A good target to aim for is to put half of your extra income into retirement accounts. Beyond that, you might consider contributing to an education savings plan if you have kids or grandkids you want to help put through school. A 529 plan will give you tax benefits that can make it easier to pay for private school or college, Forbes reported. Other good uses of your extra money are to pay off high-interest debt and pay for needed home improvements.
Ages 60-70
If you’re in this age group, it’s time think about when you want to retire. If you plan to keep working for another 10 years or more, you can stick to the same plan as those in the 50-60 age group.
If you want to retire within 10 years, you should start assessing the sources of guaranteed retirement income you have, such as pensions and Social Security, and building a plan to live on a fixed income supplemented by your savings and investments, Barron’s noted. Consult with a financial advisor to see if your funds are properly allocated according to your risk tolerance, retirement needs and ideal retirement age.
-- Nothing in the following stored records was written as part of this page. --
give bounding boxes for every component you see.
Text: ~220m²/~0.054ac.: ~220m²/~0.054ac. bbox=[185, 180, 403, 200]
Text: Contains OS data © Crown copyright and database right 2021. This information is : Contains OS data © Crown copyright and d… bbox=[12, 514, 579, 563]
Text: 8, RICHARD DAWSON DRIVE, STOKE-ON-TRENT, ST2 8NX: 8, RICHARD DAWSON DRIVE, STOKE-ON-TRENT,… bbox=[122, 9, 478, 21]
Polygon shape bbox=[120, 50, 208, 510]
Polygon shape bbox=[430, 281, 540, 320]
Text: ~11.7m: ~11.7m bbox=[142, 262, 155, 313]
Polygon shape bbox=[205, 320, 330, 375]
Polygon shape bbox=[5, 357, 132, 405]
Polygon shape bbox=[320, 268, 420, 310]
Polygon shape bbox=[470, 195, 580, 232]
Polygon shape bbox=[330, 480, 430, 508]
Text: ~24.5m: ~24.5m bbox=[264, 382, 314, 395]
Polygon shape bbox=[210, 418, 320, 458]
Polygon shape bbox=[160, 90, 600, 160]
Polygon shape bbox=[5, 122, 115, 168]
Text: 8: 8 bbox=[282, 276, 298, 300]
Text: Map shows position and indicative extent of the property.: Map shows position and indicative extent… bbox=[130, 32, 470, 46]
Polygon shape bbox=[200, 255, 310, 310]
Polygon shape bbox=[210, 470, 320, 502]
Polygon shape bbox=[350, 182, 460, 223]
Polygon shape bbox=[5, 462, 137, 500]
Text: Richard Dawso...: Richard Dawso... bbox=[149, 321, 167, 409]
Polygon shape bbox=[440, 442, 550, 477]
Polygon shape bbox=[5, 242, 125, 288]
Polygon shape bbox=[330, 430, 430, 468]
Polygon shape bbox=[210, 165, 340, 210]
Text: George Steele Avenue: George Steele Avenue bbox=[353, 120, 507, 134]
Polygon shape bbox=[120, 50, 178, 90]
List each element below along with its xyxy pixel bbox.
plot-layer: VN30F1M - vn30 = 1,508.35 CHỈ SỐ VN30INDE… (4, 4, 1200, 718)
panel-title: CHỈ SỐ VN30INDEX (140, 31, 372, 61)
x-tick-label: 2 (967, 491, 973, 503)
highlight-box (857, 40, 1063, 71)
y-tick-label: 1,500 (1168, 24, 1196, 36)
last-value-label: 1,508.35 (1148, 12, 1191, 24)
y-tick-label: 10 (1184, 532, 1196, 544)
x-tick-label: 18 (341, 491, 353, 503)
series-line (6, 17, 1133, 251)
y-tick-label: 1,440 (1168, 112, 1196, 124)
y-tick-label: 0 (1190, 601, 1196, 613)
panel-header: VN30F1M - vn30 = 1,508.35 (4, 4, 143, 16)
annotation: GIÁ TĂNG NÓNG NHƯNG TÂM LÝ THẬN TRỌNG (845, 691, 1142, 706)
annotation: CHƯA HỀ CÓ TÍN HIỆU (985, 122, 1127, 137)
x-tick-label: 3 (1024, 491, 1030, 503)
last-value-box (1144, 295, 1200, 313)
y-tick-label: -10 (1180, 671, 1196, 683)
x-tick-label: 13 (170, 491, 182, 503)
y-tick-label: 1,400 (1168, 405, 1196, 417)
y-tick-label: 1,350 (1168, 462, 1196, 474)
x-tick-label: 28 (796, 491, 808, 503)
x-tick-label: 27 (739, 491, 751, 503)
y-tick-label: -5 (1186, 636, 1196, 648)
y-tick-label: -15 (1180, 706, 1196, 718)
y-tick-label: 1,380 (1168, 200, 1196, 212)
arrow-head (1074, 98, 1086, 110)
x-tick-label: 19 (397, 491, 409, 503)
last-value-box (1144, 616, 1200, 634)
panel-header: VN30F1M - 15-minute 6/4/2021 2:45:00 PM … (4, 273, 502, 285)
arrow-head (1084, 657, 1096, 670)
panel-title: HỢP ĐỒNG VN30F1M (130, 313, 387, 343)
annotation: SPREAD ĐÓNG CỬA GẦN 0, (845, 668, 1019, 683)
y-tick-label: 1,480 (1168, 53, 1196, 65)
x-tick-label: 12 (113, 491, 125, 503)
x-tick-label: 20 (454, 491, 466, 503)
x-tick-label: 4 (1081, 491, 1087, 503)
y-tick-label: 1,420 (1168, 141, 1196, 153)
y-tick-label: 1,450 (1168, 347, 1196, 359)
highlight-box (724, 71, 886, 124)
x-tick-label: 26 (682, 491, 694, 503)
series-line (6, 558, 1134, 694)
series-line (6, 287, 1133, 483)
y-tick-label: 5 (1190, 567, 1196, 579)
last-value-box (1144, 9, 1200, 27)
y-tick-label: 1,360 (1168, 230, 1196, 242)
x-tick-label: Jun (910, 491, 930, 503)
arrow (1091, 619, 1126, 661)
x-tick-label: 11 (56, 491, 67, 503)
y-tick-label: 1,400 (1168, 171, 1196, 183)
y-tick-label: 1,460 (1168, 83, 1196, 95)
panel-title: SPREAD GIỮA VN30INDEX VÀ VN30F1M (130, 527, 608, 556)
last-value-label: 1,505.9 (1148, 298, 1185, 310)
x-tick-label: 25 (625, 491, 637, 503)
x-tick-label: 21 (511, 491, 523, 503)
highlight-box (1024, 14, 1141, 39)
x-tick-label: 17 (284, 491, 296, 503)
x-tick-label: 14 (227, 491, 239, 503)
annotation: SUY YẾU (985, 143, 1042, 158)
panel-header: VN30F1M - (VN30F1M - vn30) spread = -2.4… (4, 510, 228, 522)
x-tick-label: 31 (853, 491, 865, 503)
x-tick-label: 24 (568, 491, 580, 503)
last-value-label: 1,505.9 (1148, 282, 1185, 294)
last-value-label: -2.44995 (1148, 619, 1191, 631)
This is also a good time to weigh whether you need to consider long-term care insurance.
Ages 70 and Above
This is the age when you should start moving your extra income into liquid accounts such as savings and money market accounts. Ideally, you should have a cash cushion of as much as four years of fixed living expenses, minus whatever guaranteed sources of income you have.
If you plan on living in your home forever, now is the time to make accessibility upgrades before you actually need them, according to Forbes. For example, you could put some of your extra income into widening the entrance to your bathroom in case you need to use a wheelchair at some point. You could also add a grab bar in your shower to help prevent falls.